JIM DAVIS | A profile 'Garfield' cartoonist wasn't always a fat cat
The farm boy's creation is now a big-screen star.
By LUAINE LEE
KNIGHT RIDDER TRIBUNE
BEVERLY HILLS, Calif. -- When cartoonist Jim Davis was growing up on a farm in Indiana, he was asthmatic and allergic to everything -- everything, that is, except cats.
It's a good thing because Davis has built a small empire based on his basically orange and rascally cat character, Garfield.
Not only has Garfield presided over his own mega-merchandising, kids' morning show, TV specials and syndicated newspaper column, now he has his very own, self-titled movie.
All this success doesn't seem to faze Davis.
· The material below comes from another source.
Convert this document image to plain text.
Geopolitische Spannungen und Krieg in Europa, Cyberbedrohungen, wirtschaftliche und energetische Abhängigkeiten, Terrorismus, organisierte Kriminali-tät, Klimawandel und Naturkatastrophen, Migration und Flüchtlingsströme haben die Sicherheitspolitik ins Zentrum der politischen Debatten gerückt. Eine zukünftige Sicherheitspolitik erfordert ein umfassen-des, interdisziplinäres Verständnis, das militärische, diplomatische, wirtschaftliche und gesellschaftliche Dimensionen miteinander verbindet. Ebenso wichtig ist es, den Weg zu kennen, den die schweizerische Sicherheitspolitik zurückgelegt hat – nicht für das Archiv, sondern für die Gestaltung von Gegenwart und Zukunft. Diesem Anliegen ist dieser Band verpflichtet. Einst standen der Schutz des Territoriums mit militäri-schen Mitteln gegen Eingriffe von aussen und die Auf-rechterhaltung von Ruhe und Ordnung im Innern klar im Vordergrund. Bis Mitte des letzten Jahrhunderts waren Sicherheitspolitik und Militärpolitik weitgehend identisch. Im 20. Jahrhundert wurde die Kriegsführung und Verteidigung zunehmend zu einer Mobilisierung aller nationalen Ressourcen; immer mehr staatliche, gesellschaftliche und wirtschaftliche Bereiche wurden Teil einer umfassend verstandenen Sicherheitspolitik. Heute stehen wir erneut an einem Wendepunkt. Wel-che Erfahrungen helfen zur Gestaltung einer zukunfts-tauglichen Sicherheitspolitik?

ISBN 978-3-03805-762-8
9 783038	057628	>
"I certainly learned the work ethic on the farm doing chores, baling hay," he says, seated on a beige tweed loveseat in a super-tidy hotel room here.
"To this day I feel like I'm semi-retired. Everything is easy once you've grown up on a farm ... "
He says, "Mom always put a pen and paper in my hand and encouraged me to draw. I was always using my imagination. Life was fairly simple back then. There were only three channels on the television," he laughs.
Football
Davis was painfully shy, a stutterer who mostly kept to himself. An off-hand suggestion by his father suddenly changed things for the teenager.
"One day I was working baling hay. A couple of neighbor kids were over helping out and they were going off for the first day of football practice at the high school. And dad said, 'Take Jim with you.' I was 5-foot-4, 100 pounds. I didn't even know the name of the positions. I got out there and, 'What position are you up for?' 'Uhhhh, I don't know.' I'd never even considered football. And the next thing I knew I was in their car and I was going off to football practice."
Davis attended Ball State and went to work as a paste-up artist at a commercial art studio.
Davis, 58, had conjured up his furry foil earlier, and for eight years had pitched the comic strip to newspaper syndicates. United Features finally relented. Fame and a sizable fortune followed.